Dan Rather Lawsuit Receives Little Support in the MSM

September 22nd, 2007 7:01 PM

With a few notable exceptions such as Tom Shales, Dan Rather's $70 million lawsuit against CBS is getting almost no support from his fellow journalists in the mainstream media. The MSM attitudes towards Rather and his lawsuit range from sad to downright brutal. In the category of brutal would be a column by Tim Rutten in today's Los Angeles Times with the less than friendly title of "Dan Rather's lawsuit is an act of ego."

Dan Rather took the best seat in the house that Murrow built and then left the place a ruin. Now he has returned to torch the rubble.

...Now, if you once had thought of yourself as situated at the heart of the journalistic universe for nearly half a century, and suddenly found yourself 75 and toiling for an obscure cable operation that seemed to generate more press releases than viewers, it probably would be much more satisfying to see yourself as the victim of an intricate, high-level conspiracy than as someone undone by the kind of personal screw-up that would make a first-year reporter blush.

The problem is that there's more than one guy's injured vanity at play here. In fact, the adjectives that come to mind as you assess the substance of what Rather now has done are wanton, reckless and irresponsible...

...It's a somber thing to see the ruined house that Murrow built now reduced to a shabby backdrop for the last act in the ego theater of Dan Rather.

Ouch! And Rather doesn't get any more sympathy from Rutten's L.A. Times colleague, Mary McNamara, in her Critic's Notebook, "Dan Rather wanders too far off script."

If Dan Rather is going to set himself up as our last defense against corporate corruption of news organizations, he's going to have to get better writers.

..."The facts of the story were true," he told King. ". . . No one has proved those documents were a forgery."

What really happened, he seemed to say, was that the pro-Bush leaders of CBS and its parent company, Viacom, angry over the piece, as a well as a "60 Minutes" look at Abu Ghraib, put Rather on the chopping block to appease the White House.

Not that he quite came out and said this. Rather came off at times too choked by indignation to be clear, at others as if he were reading from a legal brief.

...Rather, though verbose, seemed at a loss for real talking points, lapsing instead into self-indulgent and maddening asides rather than sticking to the story.

Finally, Howard Kurtz of the Washington Post skeptically writes that "Discussing His Lawsuit Against CBS, Dan Rather Is Sticking to His Story."

Rather disputed the notion that he was portraying himself as a mere newsreader on the National Guard story, uninvolved in the key decisions that were made. Still, he says top CBS executives bore responsibility for the piece.

"Anybody who knows me knows I love to report," he said. "I did what I could on this story." But he said he was busy at the time covering a hurricane, the Republican convention and Bill Clinton's heart ailment, along with his anchoring duties.
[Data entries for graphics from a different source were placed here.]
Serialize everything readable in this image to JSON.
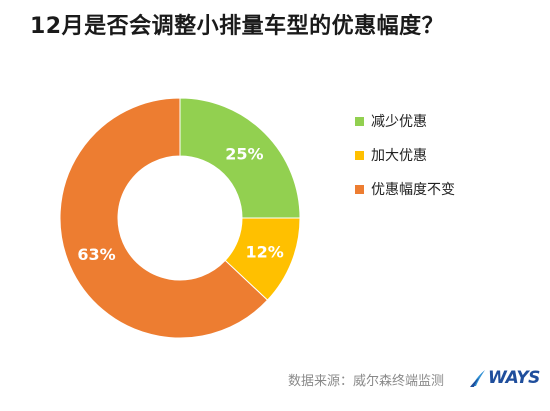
{
  "chart_data": {
    "type": "pie",
    "title": "12月是否会调整小排量车型的优惠幅度？",
    "categories": [
      "减少优惠",
      "加大优惠",
      "优惠幅度不变"
    ],
    "values": [
      25,
      12,
      63
    ],
    "value_labels": [
      "25%",
      "12%",
      "63%"
    ],
    "colors": [
      "#92d050",
      "#ffc000",
      "#ed7d31"
    ],
    "donut": true,
    "legend_position": "right"
  },
  "footer": {
    "source": "数据来源：威尔森终端监测",
    "logo_text": "WAYS"
  }
}
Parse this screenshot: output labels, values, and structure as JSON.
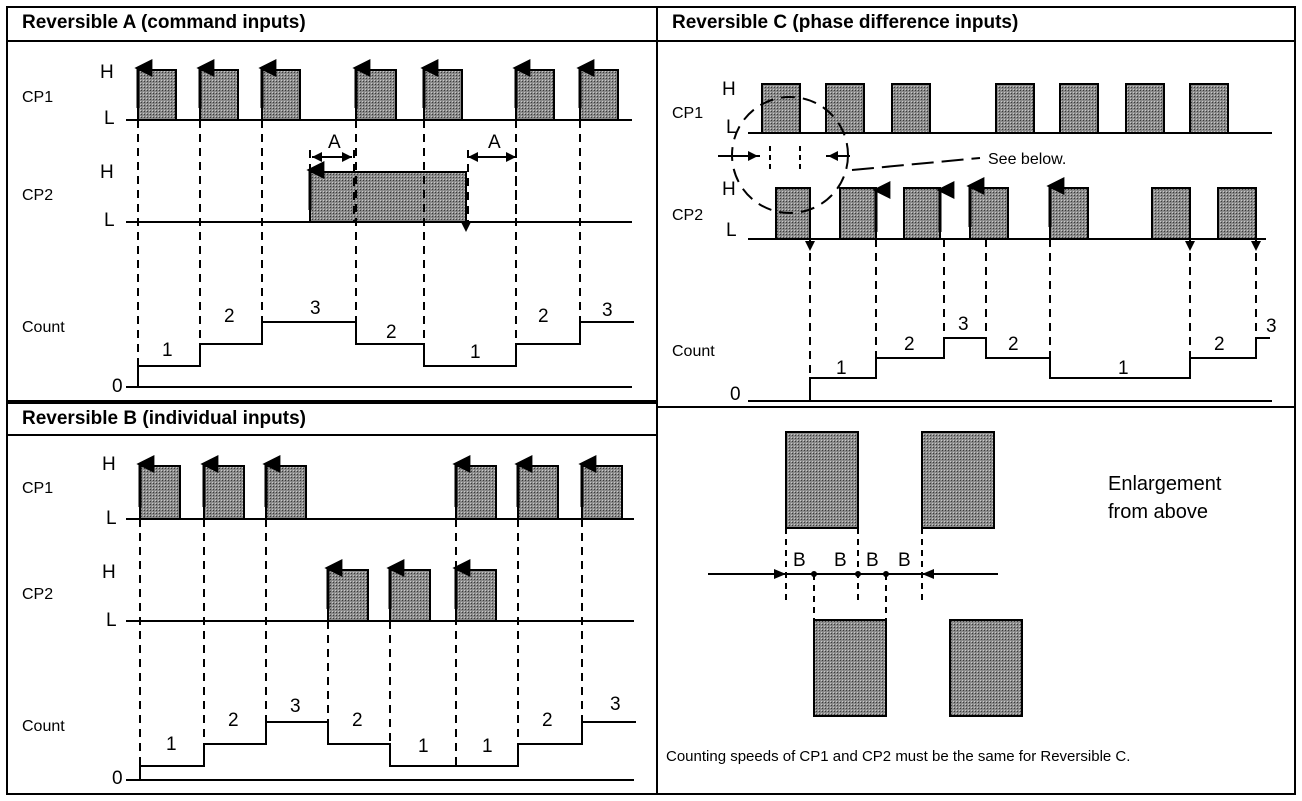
{
  "panels": {
    "a": {
      "title": "Reversible A (command inputs)",
      "cp1": "CP1",
      "cp2": "CP2",
      "count": "Count",
      "h": "H",
      "l": "L",
      "zero": "0",
      "gap": "A",
      "steps": [
        "1",
        "2",
        "3",
        "2",
        "1",
        "2",
        "3"
      ]
    },
    "b": {
      "title": "Reversible B (individual inputs)",
      "cp1": "CP1",
      "cp2": "CP2",
      "count": "Count",
      "h": "H",
      "l": "L",
      "zero": "0",
      "steps": [
        "1",
        "2",
        "3",
        "2",
        "1",
        "1",
        "2",
        "3"
      ]
    },
    "c": {
      "title": "Reversible C (phase difference inputs)",
      "cp1": "CP1",
      "cp2": "CP2",
      "count": "Count",
      "h": "H",
      "l": "L",
      "zero": "0",
      "see_below": "See below.",
      "steps": [
        "1",
        "2",
        "3",
        "2",
        "1",
        "2",
        "3"
      ],
      "gap": "B",
      "enlargement": "Enlargement from above",
      "note": "Counting speeds of CP1 and CP2 must be the same for Reversible C."
    }
  },
  "colors": {
    "pulse_fill": "#7a7a7a",
    "line": "#000000"
  }
}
"Andrew Heyward took over the supervising of this piece," Rather said. "They didn't invite me, ask me, inform me when the final screening took place. I wasn't as deeply involved as I normally am." He said he had warned Heyward that "reaction to it could be thermonuclear."

But Josh Howard, the former executive producer of "60 Minutes II," said Wednesday that Rather was deeply involved in the story, to the point of arguing over every line in the script.

Across the television industry, executives are asking: Why now? Why, when memories of the botched story are finally fading and Rather is trying to build a second career, would he declare legal war on his former bosses and dredge up the worst moment of his career?

Despite the underwhelming support that Rather is receiving in the MSM, there is one bright spot for him. The moonbat left is enthusiastically supporting Rather to the point of hallucinatory fanaticism. In both the Democratic Underground and the Daily Kos the cheerleading for Rather can best be described as comically delusional as can be seen from this sampling of their unintentional comedy act:

My first thoughts. This might lead to some interesting places. I am envisioning a renewed investigation with airtime. And in fact, maybe even impeachment? Am I dreaming???

The only reason that the report is found to be unsubstantiated is that insiders to the Bush Evil Empire were put in place as a "news team" evaluating the piece.

WHAT? No Rove Implication??? The whole thing stunk to high heaven and had Rove's name written all over it.

The story was, of course, true, but the Killian documents being unable to be authenticated independently gave the far right water-carriers enough ammo to sweep the entire story under the rug.

Though the documents from that 60 Minutes 2 broadcast may have been discredited, the claims made by Rather still seem to have been true.

The evidence of forgery is overwhelming. Probably planted by Karl Rove to make the story go away, then leaked to LGF and the other Encyclopedia Brownshirts.

You can read a lot more of the leftwing blogosphere howling their support for Dan Rather at the moon in the DUmmie FUnnies. However, a word of warning: don't be eating anything while reading their delusional postings or you could choke while laughing.